127 Mr R. G. Casey, Minister to the United States, to Department of External Affairs

Cablegram 269 WASHINGTON, 19 September 1940, 8 p.m.

IMMEDIATE MOST SECRET

Mission from Indo-China has been here lately endeavouring to get aircraft 80 fighters 32 bombers and 10 training aircraft. United States has none available at Philippines. Berle [1] asked me today if I thought Australia would be able to supply even 15 or 20. I said general election would inevitably delay consideration of matters of such high political consequence and that I believed Australian Government would hesitate to take such action which Japanese might well consider bellicose.

However Berle asked if I would inquire and said even old planes of either British or American types would do, and that the United States would replace them as soon as possible.

I reminded him of shortage of aircraft in Australia and that in any case Australian pilots could not deliver for obvious reasons.

Berle believes moral and material help that even relatively small number of aircraft [could give] might tip the balance and result in French in Indo-China offering resistance to Japanese.

However, my own impression of situation is that Vichy has in fact capitulated in face of Japanese demands and that it is too late to try to organize resistance.

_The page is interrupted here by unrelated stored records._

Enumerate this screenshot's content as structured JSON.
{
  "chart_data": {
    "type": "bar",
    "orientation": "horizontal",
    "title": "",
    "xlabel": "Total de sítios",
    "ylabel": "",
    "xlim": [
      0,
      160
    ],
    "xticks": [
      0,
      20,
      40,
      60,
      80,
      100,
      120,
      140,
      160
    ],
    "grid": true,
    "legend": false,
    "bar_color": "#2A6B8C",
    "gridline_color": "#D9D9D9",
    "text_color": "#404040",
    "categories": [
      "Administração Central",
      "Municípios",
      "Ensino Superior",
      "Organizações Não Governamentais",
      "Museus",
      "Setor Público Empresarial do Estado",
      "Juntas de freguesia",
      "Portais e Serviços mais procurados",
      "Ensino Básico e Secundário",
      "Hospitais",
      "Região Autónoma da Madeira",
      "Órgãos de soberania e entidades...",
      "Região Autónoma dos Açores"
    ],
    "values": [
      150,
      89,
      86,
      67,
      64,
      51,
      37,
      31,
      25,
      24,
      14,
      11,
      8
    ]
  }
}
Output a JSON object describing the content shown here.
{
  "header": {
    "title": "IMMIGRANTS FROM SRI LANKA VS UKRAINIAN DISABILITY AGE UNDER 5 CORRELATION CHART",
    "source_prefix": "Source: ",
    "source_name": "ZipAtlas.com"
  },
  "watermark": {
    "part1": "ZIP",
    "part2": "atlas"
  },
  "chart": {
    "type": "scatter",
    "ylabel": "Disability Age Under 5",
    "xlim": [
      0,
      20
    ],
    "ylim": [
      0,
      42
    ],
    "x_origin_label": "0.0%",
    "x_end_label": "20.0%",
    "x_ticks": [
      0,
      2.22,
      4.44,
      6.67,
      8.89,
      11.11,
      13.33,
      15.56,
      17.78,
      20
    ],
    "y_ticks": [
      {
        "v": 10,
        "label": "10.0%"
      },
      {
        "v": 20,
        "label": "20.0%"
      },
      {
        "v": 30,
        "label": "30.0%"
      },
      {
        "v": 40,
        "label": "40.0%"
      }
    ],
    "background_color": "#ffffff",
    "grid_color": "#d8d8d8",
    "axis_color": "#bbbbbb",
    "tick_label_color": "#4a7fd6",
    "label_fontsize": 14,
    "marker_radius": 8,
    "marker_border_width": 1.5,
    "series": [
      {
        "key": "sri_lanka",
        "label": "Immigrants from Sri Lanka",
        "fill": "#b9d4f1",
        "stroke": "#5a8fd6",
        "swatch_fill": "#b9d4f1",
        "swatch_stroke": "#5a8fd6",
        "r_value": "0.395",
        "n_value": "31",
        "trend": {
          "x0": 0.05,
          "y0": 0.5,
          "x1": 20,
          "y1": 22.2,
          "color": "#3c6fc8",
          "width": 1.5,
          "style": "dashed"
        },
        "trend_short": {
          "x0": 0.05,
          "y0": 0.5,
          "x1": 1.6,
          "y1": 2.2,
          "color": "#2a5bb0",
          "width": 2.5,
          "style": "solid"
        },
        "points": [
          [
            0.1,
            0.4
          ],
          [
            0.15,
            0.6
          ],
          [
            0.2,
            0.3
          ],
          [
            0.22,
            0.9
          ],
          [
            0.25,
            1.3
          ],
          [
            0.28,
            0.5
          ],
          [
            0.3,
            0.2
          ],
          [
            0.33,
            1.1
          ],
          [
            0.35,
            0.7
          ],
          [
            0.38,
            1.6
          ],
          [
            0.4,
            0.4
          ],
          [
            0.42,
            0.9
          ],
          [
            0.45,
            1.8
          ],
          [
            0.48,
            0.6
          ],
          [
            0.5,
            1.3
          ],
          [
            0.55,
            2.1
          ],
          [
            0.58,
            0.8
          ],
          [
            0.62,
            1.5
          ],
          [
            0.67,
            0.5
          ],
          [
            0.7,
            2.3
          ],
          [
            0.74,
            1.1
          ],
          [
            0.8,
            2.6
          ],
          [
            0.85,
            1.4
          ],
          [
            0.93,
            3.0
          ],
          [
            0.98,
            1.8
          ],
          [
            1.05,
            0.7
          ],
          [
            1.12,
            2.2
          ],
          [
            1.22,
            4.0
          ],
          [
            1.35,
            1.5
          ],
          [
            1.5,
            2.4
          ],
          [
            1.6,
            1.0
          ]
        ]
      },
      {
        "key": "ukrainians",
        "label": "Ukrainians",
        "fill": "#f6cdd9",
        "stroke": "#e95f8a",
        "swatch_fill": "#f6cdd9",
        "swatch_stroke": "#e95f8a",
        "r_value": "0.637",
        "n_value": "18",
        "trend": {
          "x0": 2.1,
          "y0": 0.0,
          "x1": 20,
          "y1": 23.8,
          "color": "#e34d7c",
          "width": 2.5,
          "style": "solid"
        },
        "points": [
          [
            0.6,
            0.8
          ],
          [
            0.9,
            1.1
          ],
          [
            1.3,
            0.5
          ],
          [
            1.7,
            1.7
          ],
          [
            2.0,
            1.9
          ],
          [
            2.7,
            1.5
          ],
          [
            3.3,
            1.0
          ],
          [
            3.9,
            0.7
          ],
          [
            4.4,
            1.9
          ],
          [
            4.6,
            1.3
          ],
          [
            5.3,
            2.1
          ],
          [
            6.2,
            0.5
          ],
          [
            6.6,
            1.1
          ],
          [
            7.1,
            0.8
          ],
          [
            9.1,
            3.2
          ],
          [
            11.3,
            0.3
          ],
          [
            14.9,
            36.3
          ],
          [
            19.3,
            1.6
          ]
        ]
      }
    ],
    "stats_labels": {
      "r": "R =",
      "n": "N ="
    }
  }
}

For reasons you will appreciate I thought it best not to turn down at once this suggestion for co-operation but glad if you send me reasoned reply which I can pass on to him. [2]

CASEY

1 U.S. Assistant Secretary of State.

2 The External Affairs Dept replied on 27 September: 'Can be definitely said that no service types or service training types of aircraft can be made available from Australian resources for allotment to Indo-China at present or in near future.' See cablegram 186 on file AA:A981, Indo-China 4.